I strongly support the right of terminally ill, mentally comptetent adults to hasten their own death. While there is a very distinct line between hastened dying for the terminally ill and “suicide,” it would seem almost cruel to criticize Sir Edward’s choice. And the key word is choice.

What most of us would choose is precisely what Sir Edward and his wife did indeed have: a swift, peaceful end with loved ones at the bedside. Few of us would choose what actually happens too often in the U.S.: prolonged pain and indignity, often a death that follows extended, expensive, frequently futile treatment, in circumstances we would never have chosen for ourselves.

Physician aid in dying, now legal in Oregon and Washington, is one good way to put rational choice back in the hands of mentally competent adults.  The Oregon law has been in effect for over a decade and has proven that such legislation works. It offers comfort and compassion and has not been abused. Efforts to extend this humane law into other states have been vigorously fought by religious groups, but end-of-life choice is just as much a right as is reproductive choice; like other individual rights, it will eventually come.

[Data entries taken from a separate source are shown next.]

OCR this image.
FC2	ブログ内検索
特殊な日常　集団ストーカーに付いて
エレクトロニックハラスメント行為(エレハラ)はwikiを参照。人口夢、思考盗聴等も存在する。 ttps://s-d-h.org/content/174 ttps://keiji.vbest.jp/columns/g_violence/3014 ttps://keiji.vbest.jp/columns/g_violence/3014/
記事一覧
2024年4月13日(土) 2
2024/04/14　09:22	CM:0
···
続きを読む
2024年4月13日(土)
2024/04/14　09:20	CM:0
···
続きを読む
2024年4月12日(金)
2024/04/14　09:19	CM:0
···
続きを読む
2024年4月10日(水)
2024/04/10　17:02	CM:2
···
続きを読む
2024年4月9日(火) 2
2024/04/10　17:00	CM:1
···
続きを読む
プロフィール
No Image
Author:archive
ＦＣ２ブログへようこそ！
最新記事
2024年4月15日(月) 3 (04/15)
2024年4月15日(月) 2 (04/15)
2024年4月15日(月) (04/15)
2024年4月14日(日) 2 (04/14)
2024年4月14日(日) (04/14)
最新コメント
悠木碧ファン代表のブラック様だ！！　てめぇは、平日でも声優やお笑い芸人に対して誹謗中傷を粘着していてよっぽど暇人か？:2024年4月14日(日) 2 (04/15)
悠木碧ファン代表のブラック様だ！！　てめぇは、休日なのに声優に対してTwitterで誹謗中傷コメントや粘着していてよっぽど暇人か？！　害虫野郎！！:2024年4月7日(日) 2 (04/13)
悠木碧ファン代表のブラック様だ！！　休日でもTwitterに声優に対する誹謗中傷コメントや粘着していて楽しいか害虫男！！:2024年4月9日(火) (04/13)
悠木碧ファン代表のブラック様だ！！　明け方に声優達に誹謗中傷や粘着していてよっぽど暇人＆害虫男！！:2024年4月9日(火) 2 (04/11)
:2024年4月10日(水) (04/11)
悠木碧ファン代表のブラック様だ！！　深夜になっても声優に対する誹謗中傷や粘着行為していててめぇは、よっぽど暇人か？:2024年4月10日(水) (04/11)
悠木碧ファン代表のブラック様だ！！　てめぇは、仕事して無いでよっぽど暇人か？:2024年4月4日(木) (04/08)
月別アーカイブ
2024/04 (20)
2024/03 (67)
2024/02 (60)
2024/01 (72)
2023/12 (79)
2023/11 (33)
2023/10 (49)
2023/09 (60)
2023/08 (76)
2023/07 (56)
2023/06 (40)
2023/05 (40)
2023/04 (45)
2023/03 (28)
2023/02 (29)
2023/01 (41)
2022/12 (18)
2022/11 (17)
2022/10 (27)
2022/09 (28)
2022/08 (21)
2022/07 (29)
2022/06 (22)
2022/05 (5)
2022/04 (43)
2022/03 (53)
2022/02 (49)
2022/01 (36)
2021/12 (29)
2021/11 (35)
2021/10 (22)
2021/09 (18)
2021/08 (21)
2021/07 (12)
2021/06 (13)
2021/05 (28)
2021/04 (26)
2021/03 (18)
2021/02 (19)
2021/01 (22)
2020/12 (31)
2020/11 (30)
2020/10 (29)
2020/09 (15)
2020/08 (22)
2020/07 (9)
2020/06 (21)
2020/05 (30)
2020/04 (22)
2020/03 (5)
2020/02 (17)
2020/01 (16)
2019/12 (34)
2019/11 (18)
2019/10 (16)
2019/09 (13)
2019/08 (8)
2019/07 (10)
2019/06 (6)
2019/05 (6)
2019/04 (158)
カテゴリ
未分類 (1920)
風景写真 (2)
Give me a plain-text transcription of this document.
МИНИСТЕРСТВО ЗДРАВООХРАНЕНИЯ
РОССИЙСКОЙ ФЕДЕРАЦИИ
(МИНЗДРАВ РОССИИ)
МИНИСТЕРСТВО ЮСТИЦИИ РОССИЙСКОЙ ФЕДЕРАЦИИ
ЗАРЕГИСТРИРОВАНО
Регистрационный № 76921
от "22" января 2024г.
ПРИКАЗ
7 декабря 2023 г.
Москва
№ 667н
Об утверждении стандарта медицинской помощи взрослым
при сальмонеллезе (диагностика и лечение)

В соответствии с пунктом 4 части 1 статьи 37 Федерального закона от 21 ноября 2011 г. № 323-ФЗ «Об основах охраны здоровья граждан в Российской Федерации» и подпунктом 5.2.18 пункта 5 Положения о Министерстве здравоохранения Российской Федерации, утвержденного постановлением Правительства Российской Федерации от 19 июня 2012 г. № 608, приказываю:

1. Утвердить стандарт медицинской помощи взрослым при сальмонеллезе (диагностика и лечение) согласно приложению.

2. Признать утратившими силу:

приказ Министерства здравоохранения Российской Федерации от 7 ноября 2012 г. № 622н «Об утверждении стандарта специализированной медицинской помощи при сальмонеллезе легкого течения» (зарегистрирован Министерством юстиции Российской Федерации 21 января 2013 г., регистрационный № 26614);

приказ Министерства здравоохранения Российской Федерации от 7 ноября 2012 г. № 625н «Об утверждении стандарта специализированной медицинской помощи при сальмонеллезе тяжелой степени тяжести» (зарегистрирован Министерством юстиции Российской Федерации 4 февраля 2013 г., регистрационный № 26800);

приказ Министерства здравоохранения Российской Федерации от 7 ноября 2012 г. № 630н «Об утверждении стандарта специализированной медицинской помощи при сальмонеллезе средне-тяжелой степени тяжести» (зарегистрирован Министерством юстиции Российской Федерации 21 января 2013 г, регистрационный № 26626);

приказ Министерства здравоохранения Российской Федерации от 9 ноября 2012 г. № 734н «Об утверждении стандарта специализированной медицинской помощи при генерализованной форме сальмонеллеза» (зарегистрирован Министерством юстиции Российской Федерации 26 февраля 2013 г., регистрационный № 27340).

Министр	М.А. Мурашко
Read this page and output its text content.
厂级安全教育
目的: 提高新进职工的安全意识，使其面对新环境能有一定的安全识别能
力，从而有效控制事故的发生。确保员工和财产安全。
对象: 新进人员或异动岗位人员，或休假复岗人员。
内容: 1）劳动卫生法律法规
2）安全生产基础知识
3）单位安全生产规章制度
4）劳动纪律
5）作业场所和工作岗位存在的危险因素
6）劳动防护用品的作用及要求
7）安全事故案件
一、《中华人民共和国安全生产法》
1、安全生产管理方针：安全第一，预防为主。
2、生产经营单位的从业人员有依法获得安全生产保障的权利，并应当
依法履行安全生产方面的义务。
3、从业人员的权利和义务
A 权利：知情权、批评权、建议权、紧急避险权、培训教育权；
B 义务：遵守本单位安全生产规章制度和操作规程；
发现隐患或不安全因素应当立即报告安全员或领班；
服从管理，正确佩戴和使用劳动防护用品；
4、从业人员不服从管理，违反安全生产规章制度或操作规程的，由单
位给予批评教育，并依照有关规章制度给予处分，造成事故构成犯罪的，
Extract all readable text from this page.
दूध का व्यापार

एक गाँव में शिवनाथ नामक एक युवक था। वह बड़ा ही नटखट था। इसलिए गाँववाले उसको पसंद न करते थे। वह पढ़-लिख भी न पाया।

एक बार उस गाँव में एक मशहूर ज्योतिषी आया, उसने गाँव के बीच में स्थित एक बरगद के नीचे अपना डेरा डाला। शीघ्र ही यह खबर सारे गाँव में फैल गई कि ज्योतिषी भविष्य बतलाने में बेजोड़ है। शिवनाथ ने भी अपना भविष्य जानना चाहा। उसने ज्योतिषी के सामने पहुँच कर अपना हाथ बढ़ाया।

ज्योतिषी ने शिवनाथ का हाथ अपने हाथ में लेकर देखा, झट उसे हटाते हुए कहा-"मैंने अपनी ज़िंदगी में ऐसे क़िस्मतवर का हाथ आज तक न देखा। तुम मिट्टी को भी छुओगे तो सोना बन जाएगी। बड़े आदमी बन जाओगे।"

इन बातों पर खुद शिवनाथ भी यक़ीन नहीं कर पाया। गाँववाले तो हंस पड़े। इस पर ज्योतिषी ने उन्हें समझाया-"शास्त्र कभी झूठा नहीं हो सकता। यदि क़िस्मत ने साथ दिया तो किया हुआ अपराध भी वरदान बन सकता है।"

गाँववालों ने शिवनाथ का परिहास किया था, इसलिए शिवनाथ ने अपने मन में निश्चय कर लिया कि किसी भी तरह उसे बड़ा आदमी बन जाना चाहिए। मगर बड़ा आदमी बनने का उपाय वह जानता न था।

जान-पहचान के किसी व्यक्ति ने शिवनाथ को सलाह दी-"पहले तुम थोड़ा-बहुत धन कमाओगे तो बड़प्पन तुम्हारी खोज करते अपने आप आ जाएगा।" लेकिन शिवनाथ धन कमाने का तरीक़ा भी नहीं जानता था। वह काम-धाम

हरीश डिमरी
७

Given the enormous financial cost of the universal healthcare system most of us want, and the enormous human cost of futile end-of-life treatments and denial of physician aid to terminally ill adults, the time has come for serious dialogue about the right to die.

Sir Edward Downes left a remarkable legacy in his music. A very private man throughout his long life, he nonetheless left another admirable legacy in his poignant death. Maybe those of us over here in the colonies can learn something. Maybe we could at least honor him with a little civilized discourse.